Avenatti ― who entered the national spotlight as the attorney of Stormy Daniels, the adult film star who says she had an affair with Trump ― hit back at the president in a pair of strongly worded tweets over the weekend.

“You are an habitual liar and a disgrace to this nation. You again claimed tonight that I have made false accusations against you. Name them!” Avenatti wrote.

Kavanaugh also was publicly accused of sexual assault by two other women. Christine Blasey Ford, a California professor, testified before the Senate Judiciary Committee that a drunken Kavanaugh tried to rape her when they were high school students. Deborah Ramirez, a Yale classmate of Kavanaugh’s, accused the judge of thrusting his penis in her face at a college party.  

Trump and other leading Republicans claimed the accusations were part of an elaborate smear campaign orchestrated by Democrats.

“There were many, many false things that were said about a very fine man, and would have destroyed his family,” Trump told Pirro of Kavanaugh.

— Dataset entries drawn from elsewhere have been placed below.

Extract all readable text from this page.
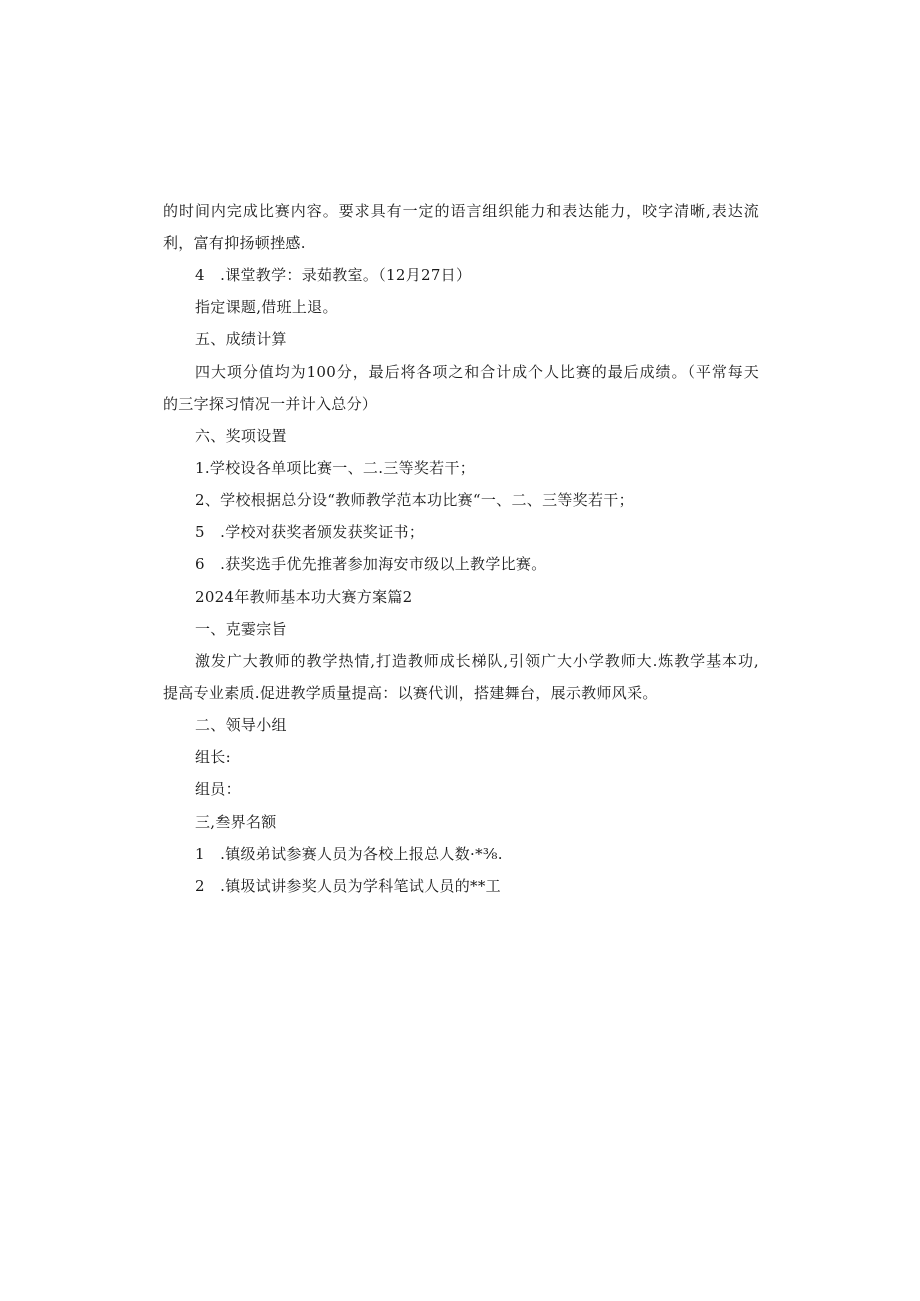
的时间内完成比赛内容。要求具有一定的语言组织能力和表达能力，咬字清晰,表达流
利，富有抑扬顿挫感.
4　.课堂教学：录茹教室。（12月27日）
指定课题,借班上退。
五、成绩计算
四大项分值均为100分，最后将各项之和合计成个人比赛的最后成绩。（平常每天
的三字探习情况一并计入总分）
六、奖项设置
1.学校设各单项比赛一、二.三等奖若干；
2、学校根据总分设“教师教学范本功比赛“一、二、三等奖若干；
5　.学校对获奖者颁发获奖证书；
6　.获奖选手优先推著参加海安市级以上教学比赛。
2024年教师基本功大赛方案篇2
一、克霎宗旨
激发广大教师的教学热情,打造教师成长梯队,引领广大小学教师大.炼教学基本功,
提高专业素质.促进教学质量提高：以赛代训，搭建舞台，展示教师风采。
二、领导小组
组长:
组员：
三,叁界名额
1　.镇级弟试参赛人员为各校上报总人数·*⅜.
2　.镇圾试讲参奖人员为学科笔试人员的**工
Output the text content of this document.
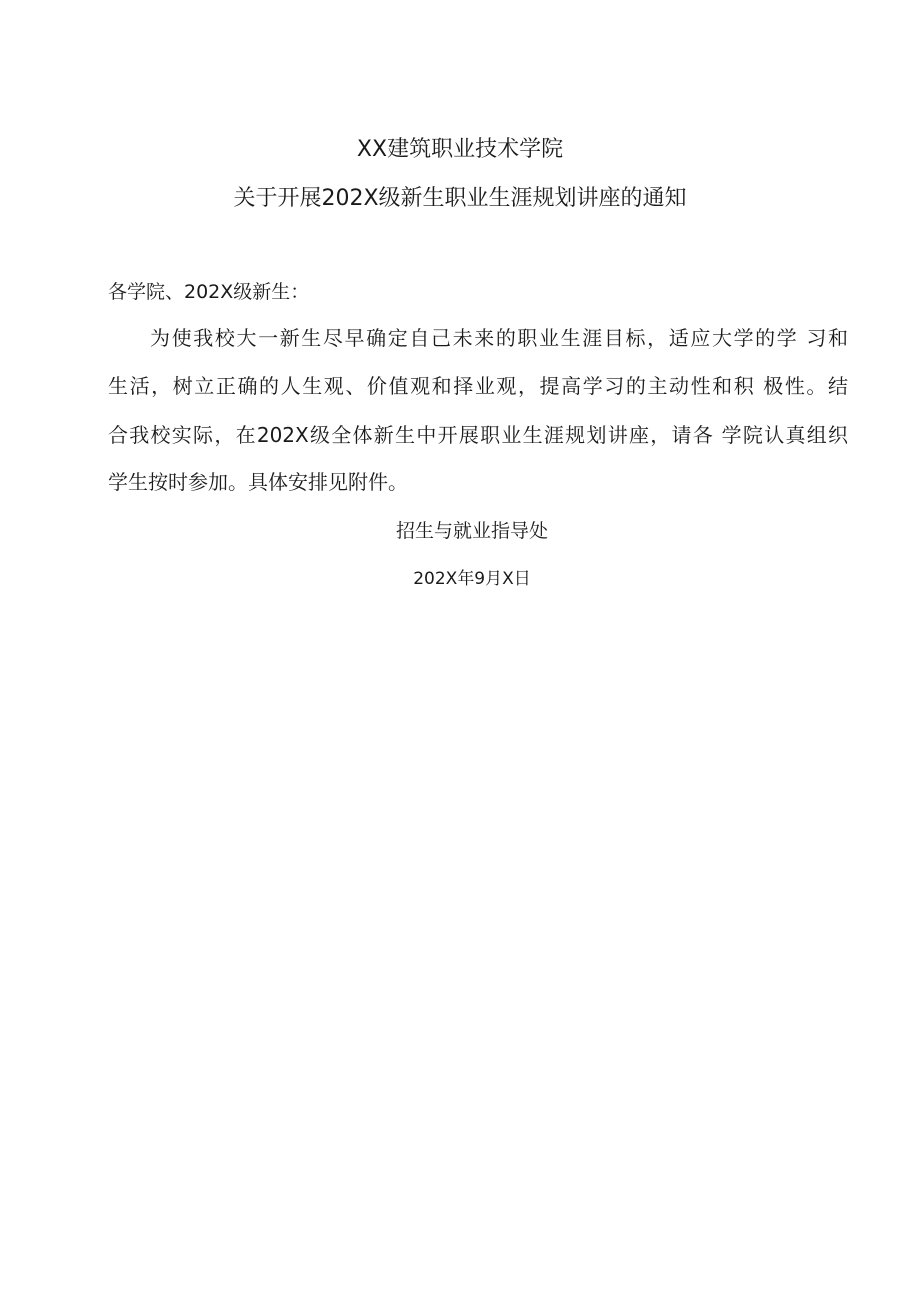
XX建筑职业技术学院
关于开展202X级新生职业生涯规划讲座的通知
各学院、202X级新生：
为使我校大一新生尽早确定自己未来的职业生涯目标，适应大学的学 习和
生活，树立正确的人生观、价值观和择业观，提高学习的主动性和积 极性。结
合我校实际，在202X级全体新生中开展职业生涯规划讲座，请各 学院认真组织
学生按时参加。具体安排见附件。
招生与就业指导处
202X年9月X日
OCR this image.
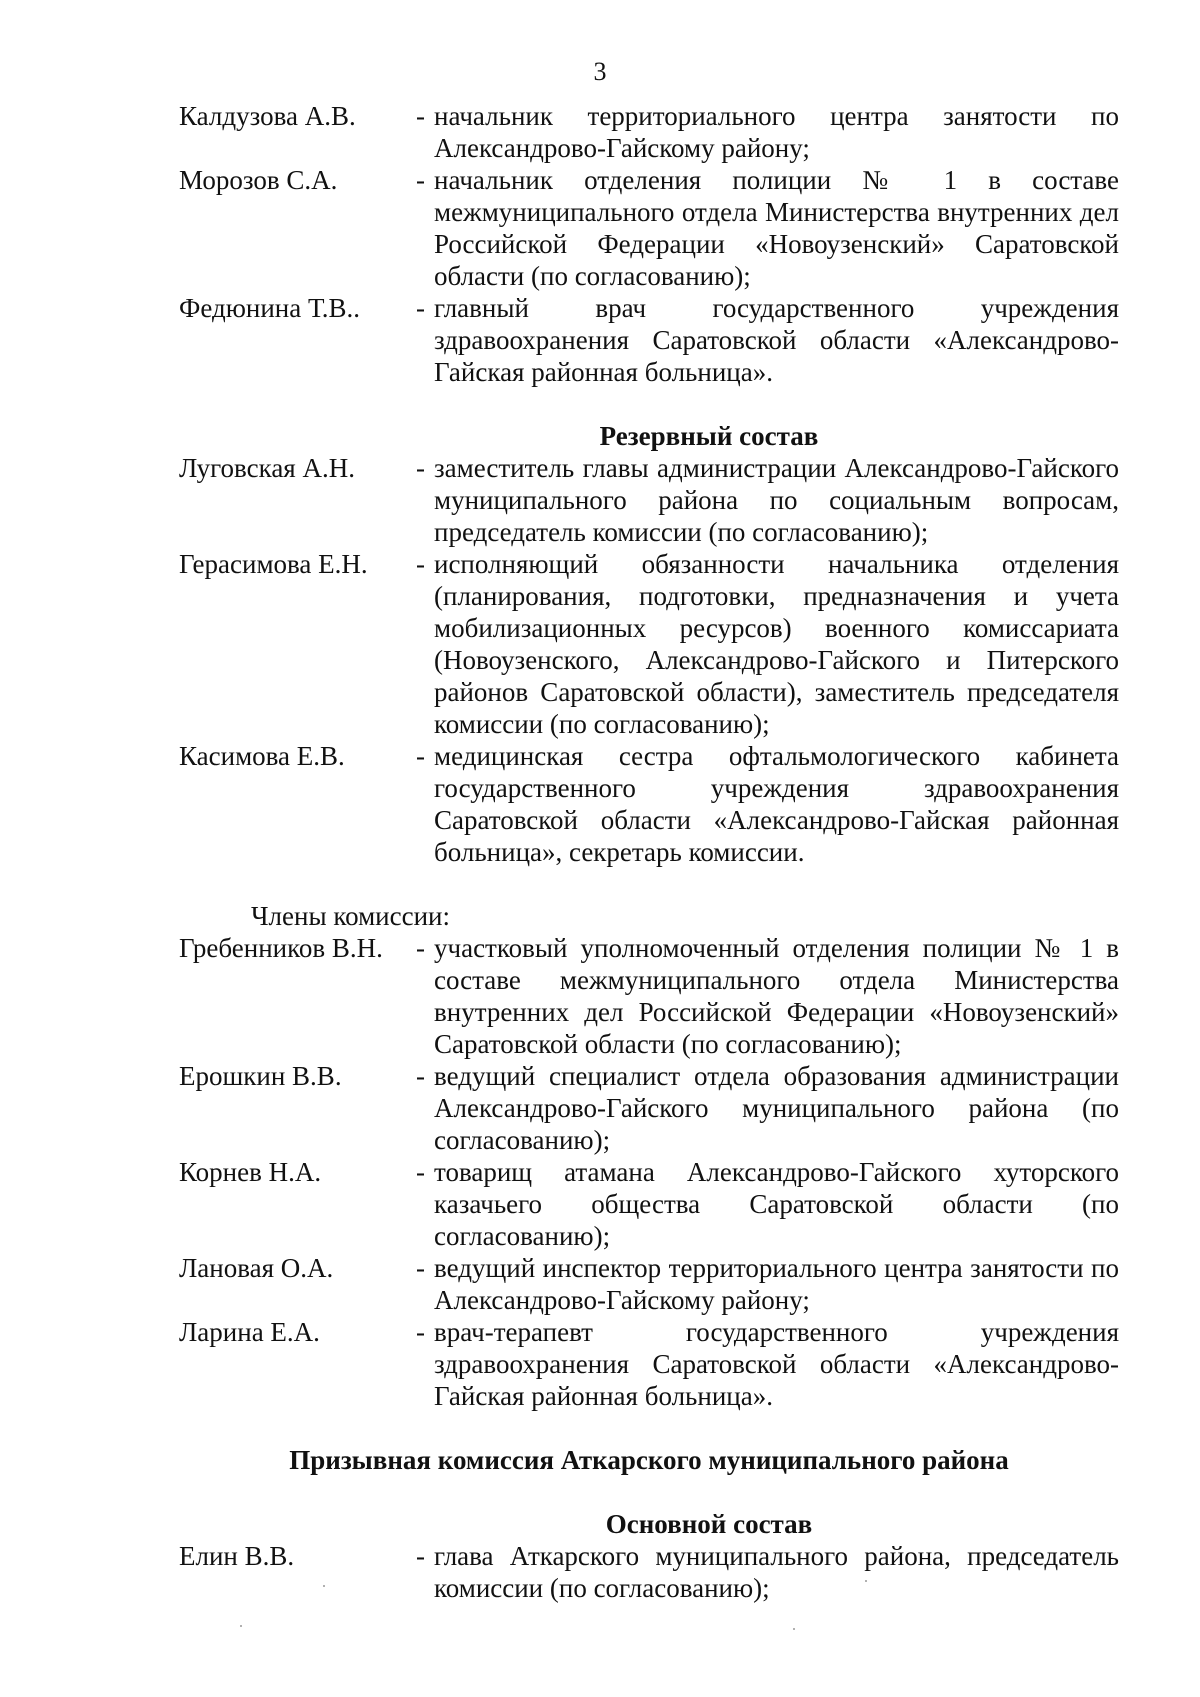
3
Калдузова А.В.	- начальник территориального центра занятости по Александрово-Гайскому району;
Морозов С.А.	- начальник отделения полиции № 1 в составе межмуниципального отдела Министерства внутренних дел Российской Федерации «Новоузенский» Саратовской области (по согласованию);
Федюнина Т.В..	- главный врач государственного учреждения здравоохранения Саратовской области «Александрово-Гайская районная больница».
Резервный состав
Луговская А.Н.	- заместитель главы администрации Александрово-Гайского муниципального района по социальным вопросам, председатель комиссии (по согласованию);
Герасимова Е.Н.	- исполняющий обязанности начальника отделения (планирования, подготовки, предназначения и учета мобилизационных ресурсов) военного комиссариата (Новоузенского, Александрово-Гайского и Питерского районов Саратовской области), заместитель председателя комиссии (по согласованию);
Касимова Е.В.	- медицинская сестра офтальмологического кабинета государственного учреждения здравоохранения Саратовской области «Александрово-Гайская районная больница», секретарь комиссии.
Члены комиссии:
Гребенников В.Н.	- участковый уполномоченный отделения полиции № 1 в составе межмуниципального отдела Министерства внутренних дел Российской Федерации «Новоузенский» Саратовской области (по согласованию);
Ерошкин В.В.	- ведущий специалист отдела образования администрации Александрово-Гайского муниципального района (по согласованию);
Корнев Н.А.	- товарищ атамана Александрово-Гайского хуторского казачьего общества Саратовской области (по согласованию);
Лановая О.А.	- ведущий инспектор территориального центра занятости по Александрово-Гайскому району;
Ларина Е.А.	- врач-терапевт государственного учреждения здравоохранения Саратовской области «Александрово-Гайская районная больница».
Призывная комиссия Аткарского муниципального района
Основной состав
Елин В.В.	- глава Аткарского муниципального района, председатель комиссии (по согласованию);
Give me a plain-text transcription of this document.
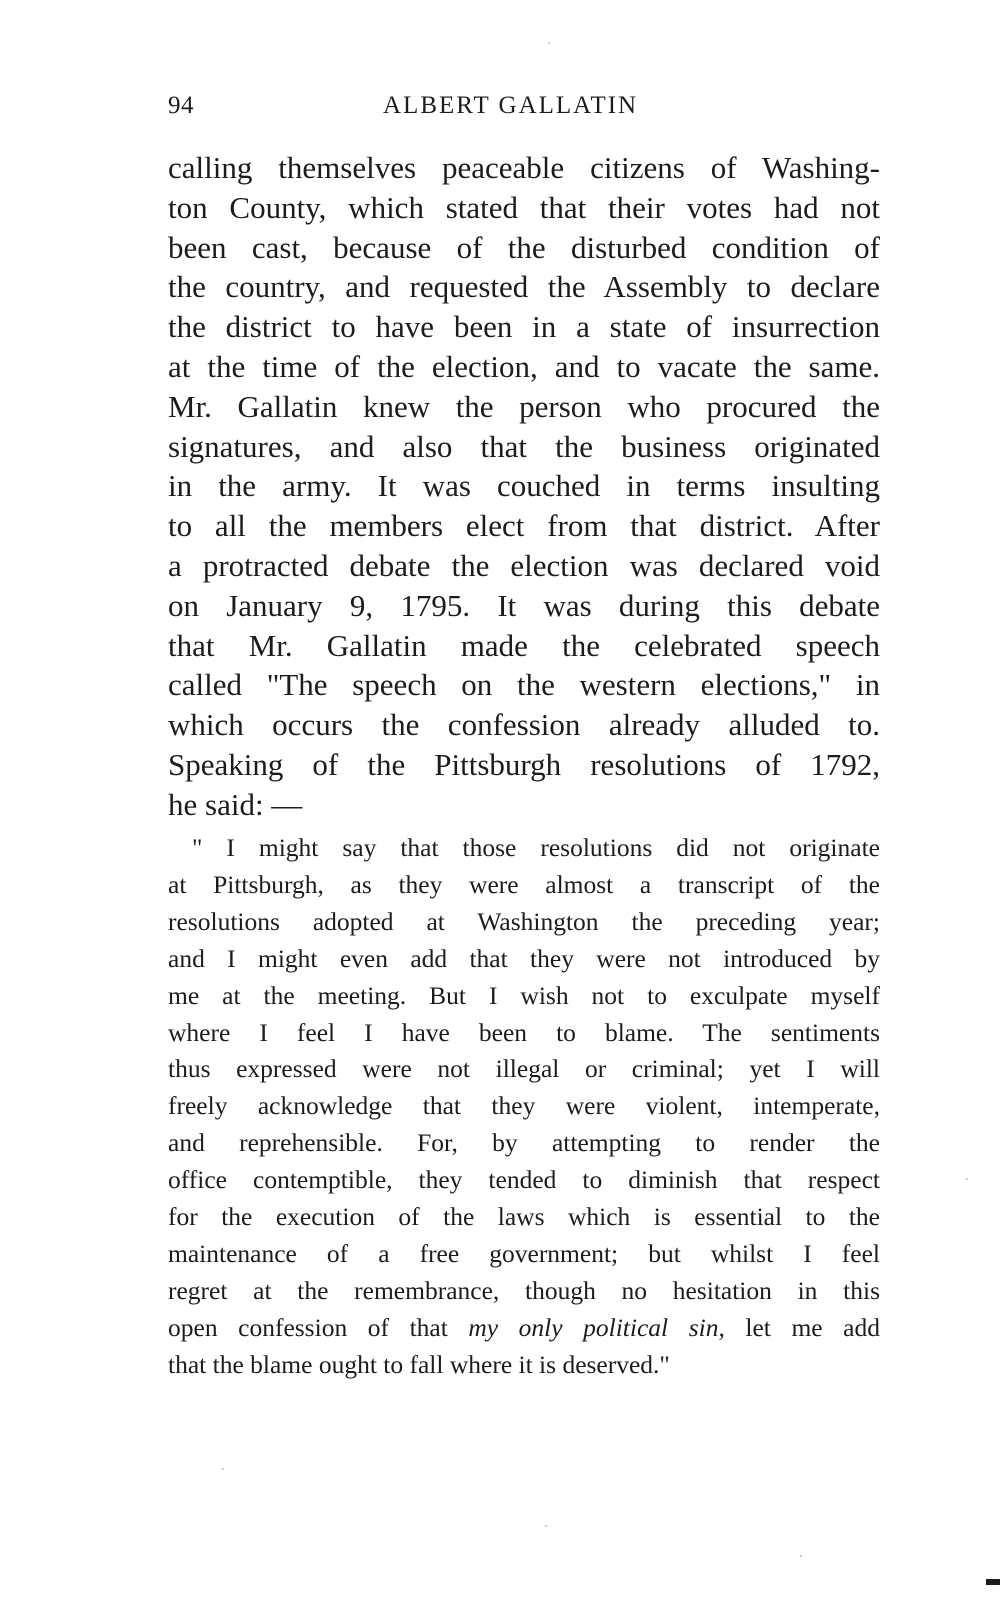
94	ALBERT GALLATIN
calling themselves peaceable citizens of Washing-
ton County, which stated that their votes had not
been cast, because of the disturbed condition of
the country, and requested the Assembly to declare
the district to have been in a state of insurrection
at the time of the election, and to vacate the same.
Mr. Gallatin knew the person who procured the
signatures, and also that the business originated
in the army. It was couched in terms insulting
to all the members elect from that district. After
a protracted debate the election was declared void
on January 9, 1795. It was during this debate
that Mr. Gallatin made the celebrated speech
called "The speech on the western elections," in
which occurs the confession already alluded to.
Speaking of the Pittsburgh resolutions of 1792,
he said: —
" I might say that those resolutions did not originate
at Pittsburgh, as they were almost a transcript of the
resolutions adopted at Washington the preceding year;
and I might even add that they were not introduced by
me at the meeting. But I wish not to exculpate myself
where I feel I have been to blame. The sentiments
thus expressed were not illegal or criminal; yet I will
freely acknowledge that they were violent, intemperate,
and reprehensible. For, by attempting to render the
office contemptible, they tended to diminish that respect
for the execution of the laws which is essential to the
maintenance of a free government; but whilst I feel
regret at the remembrance, though no hesitation in this
open confession of that my only political sin, let me add
that the blame ought to fall where it is deserved."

“He suffered, Jeanine,” the president continued. “That was really unfair. I watched that very closely. He suffered from false statements made about him, things that never happened.”

Trump has repeatedly called for the strengthening of libel laws. He vowed as a presidential candidate to “open up our libel laws, so when [newspapers] write purposely negative and horrible and false articles, we can sue them and win lots of money.”

Later, as president, he revived that call in a tweet lambasting the “failing” New York Times. 

Trump, however, has no power to change libel laws, which are enacted at the state level, not federal. Experts also have noted that the president does not appear to understand libel laws or the First Amendment.